Ada dua buah pertanyaan yang selalu muncul di benak terkait ketahanan pangan atau istilahnya Food Security di Indonesia. Pertanyaan itu adalah "Bagaimana sebetulnya kondisi Ketahanan Pangan di Indonesia?" dan "Kenapa Indonesia harus mengimpor pangan khususnya beras untuk memenuhi kebutuhan dalam negeri?".
Ada pendapat yang menyatakan bahwa kondisi Ketahanan Pangan di Indonesia semakin buruk dan Indonesia memang sangat perlu mengimpor pangan dari negara lainnya. Realitanya begitu, kegiatan mengimpor beras dibenarkan dan memang sangat dibutuhkan untuk kondisi saat ini dan masa depan.

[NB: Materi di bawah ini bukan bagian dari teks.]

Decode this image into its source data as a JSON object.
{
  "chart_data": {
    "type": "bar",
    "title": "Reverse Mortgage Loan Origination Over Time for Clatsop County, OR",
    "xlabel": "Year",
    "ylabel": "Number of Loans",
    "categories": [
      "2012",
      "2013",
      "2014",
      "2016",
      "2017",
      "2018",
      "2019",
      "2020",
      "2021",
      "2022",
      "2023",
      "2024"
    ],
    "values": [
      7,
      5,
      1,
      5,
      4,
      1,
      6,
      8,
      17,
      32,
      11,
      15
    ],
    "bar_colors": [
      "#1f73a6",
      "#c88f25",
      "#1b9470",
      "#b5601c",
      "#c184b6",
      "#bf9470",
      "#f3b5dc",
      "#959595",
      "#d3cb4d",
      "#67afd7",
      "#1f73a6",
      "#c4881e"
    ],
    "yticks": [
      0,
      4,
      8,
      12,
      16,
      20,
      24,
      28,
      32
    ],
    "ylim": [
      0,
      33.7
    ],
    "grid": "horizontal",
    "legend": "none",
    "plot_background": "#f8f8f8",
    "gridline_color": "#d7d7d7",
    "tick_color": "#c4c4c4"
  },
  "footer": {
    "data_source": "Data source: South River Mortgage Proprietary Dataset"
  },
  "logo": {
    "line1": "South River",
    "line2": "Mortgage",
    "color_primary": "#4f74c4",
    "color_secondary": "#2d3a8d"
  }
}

Bahkan menurut data Global Food Security Index (GFSI) Tahun 2014, Indeks Ketahanan pangan Indonesia lebih rendah dibanding negara - negara ASEAN lainnya seperti Malaysia (peringkat 34), Thailand (peringkat 49), Filipina (peringkat 65) bahkan Vietnam (peringkat 67). Indonesia sendiri menempati urutan ke 72 dari 109 negara.
Lupakan negara tetangga Singapura yang masuk lima besar Indeks Ketahanan Pangan dunia. Indikatornya seperti dimensi aksesibilitas (accesbility), ketersediaan (availability), kualitas (Quality) dan keamanan pangan (Security).

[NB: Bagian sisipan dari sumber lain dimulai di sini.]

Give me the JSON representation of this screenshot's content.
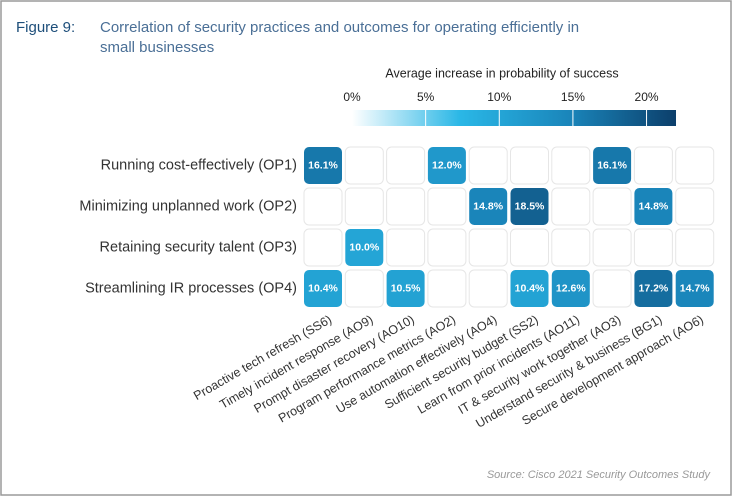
{
  "chart_data": {
    "type": "heatmap",
    "figure_label": "Figure 9:",
    "title": "Correlation of security practices and outcomes for operating efficiently in small businesses",
    "colorbar_title": "Average increase in probability of success",
    "clim": [
      0,
      22
    ],
    "cticks": [
      {
        "value": 0,
        "label": "0%"
      },
      {
        "value": 5,
        "label": "5%"
      },
      {
        "value": 10,
        "label": "10%"
      },
      {
        "value": 15,
        "label": "15%"
      },
      {
        "value": 20,
        "label": "20%"
      }
    ],
    "colorscale": [
      "#ffffff",
      "#2ab7e6",
      "#1a86bb",
      "#0c3f6b"
    ],
    "rows": [
      "Running cost-effectively (OP1)",
      "Minimizing unplanned work (OP2)",
      "Retaining security talent (OP3)",
      "Streamlining IR processes (OP4)"
    ],
    "columns": [
      "Proactive tech refresh (SS6)",
      "Timely incident response (AO9)",
      "Prompt disaster recovery (AO10)",
      "Program performance metrics (AO2)",
      "Use automation effectively (AO4)",
      "Sufficient security budget (SS2)",
      "Learn from prior incidents (AO11)",
      "IT & security work together (AO3)",
      "Understand security & business (BG1)",
      "Secure development approach (AO6)"
    ],
    "values": [
      [
        16.1,
        null,
        null,
        12.0,
        null,
        null,
        null,
        16.1,
        null,
        null
      ],
      [
        null,
        null,
        null,
        null,
        14.8,
        18.5,
        null,
        null,
        14.8,
        null
      ],
      [
        null,
        10.0,
        null,
        null,
        null,
        null,
        null,
        null,
        null,
        null
      ],
      [
        10.4,
        null,
        10.5,
        null,
        null,
        10.4,
        12.6,
        null,
        17.2,
        14.7
      ]
    ],
    "value_labels": [
      [
        "16.1%",
        null,
        null,
        "12.0%",
        null,
        null,
        null,
        "16.1%",
        null,
        null
      ],
      [
        null,
        null,
        null,
        null,
        "14.8%",
        "18.5%",
        null,
        null,
        "14.8%",
        null
      ],
      [
        null,
        "10.0%",
        null,
        null,
        null,
        null,
        null,
        null,
        null,
        null
      ],
      [
        "10.4%",
        null,
        "10.5%",
        null,
        null,
        "10.4%",
        "12.6%",
        null,
        "17.2%",
        "14.7%"
      ]
    ],
    "source": "Source: Cisco 2021 Security Outcomes Study"
  }
}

Lalu, apakah memang realitanya Indonesia memang buruk soal Ketahanan Pangannya?
Mari kita tengok teori water, energy and food nexus.
Secara sederhana teori yang dikenal sebagai “The nexus of Water, Energy, and Food” theory seperti ini; Air, energi dan pangan merupakan kebutuhan pokok berlangsungnya kehidupan. Tanpa ketiganya manusia tidak akan bisa hidup dengan layak. Ketiga kebutuhan pokok tersebut juga saling bergantung satu dengan yang lainnya. Kelangkaan energi akan berpengaruh terhadap kelangkaan air.
Hal ini dikarenakan untuk memproduksi air (dengan desalinasi) dibutuhkan energi dalam jumlah besar, misalnya untuk desalinasi, pengolahan air limbah, pendistribusian air (pompa), dan lainnya. Sebaliknya, untuk memproduksi energi juga dibutuhkan air, misalnya PLTMH (Pembangkit Listrik Tenaga Mikrohidro).
Di sisi lain, kelangkaan air jelas akan menyebabkan kelangkaan bahan pangan. Begitu pula kelangkaan pangan akan menyebabkan standar kehidupan manusia menurun, sehingga berdampak pada kualitas kerja, dan beberapa aktivitas lainnya. Jika terjadi kelangkaan pangan maka terjadi kemungkinan banyaknya penyakit.
Berarti jikalau ketahanan buruk berkorelasi dengan Gizi buruk. Jelas dan sudah terbukti seperti itu, lihat saja di beberapa negara di Afrika yang terkena gelombang kelaparan yang berakibat buruknya gizi.
Pangan juga merupakan sumber konflik dimana terjadi perebutan sumber makanan untuk kelangsungan hidup. Konflik Israel-Suriah(Golan Heights) dan Afrika (Republik Afrika Tengah, Chad, Zambia) merupakan sebagian contoh konfliknya. Sumber konfliknya antara lain adalah alih fungsi lahan dari pertanian ke non pertanian, degradasi lahan, rehabilitasi lahan dan lainnya. Ledakan penduduk yang semakin pesat dan semakin banyaknya aktivitas yang membutuhkan energi membuat kebutuhan lebih besar daripada suppy bahan makanan.
UU Pangan No 8 Tahun 2012, mendefinisikan ketahanan pangan sebagai kondisi terpenuhinya pangan bagi negara sampai dengan perseorangan, yang tercermin dari tesedinanya pangan yang cukup, baik jumlah maupun mutu aman, beragam, bergizi dan terjangkau serta tidak bertentangan dengan agama, keyakainan dan budaya masyarakat untuk dapat hidup sehat, aktif dan produktif secara berkelanjutan.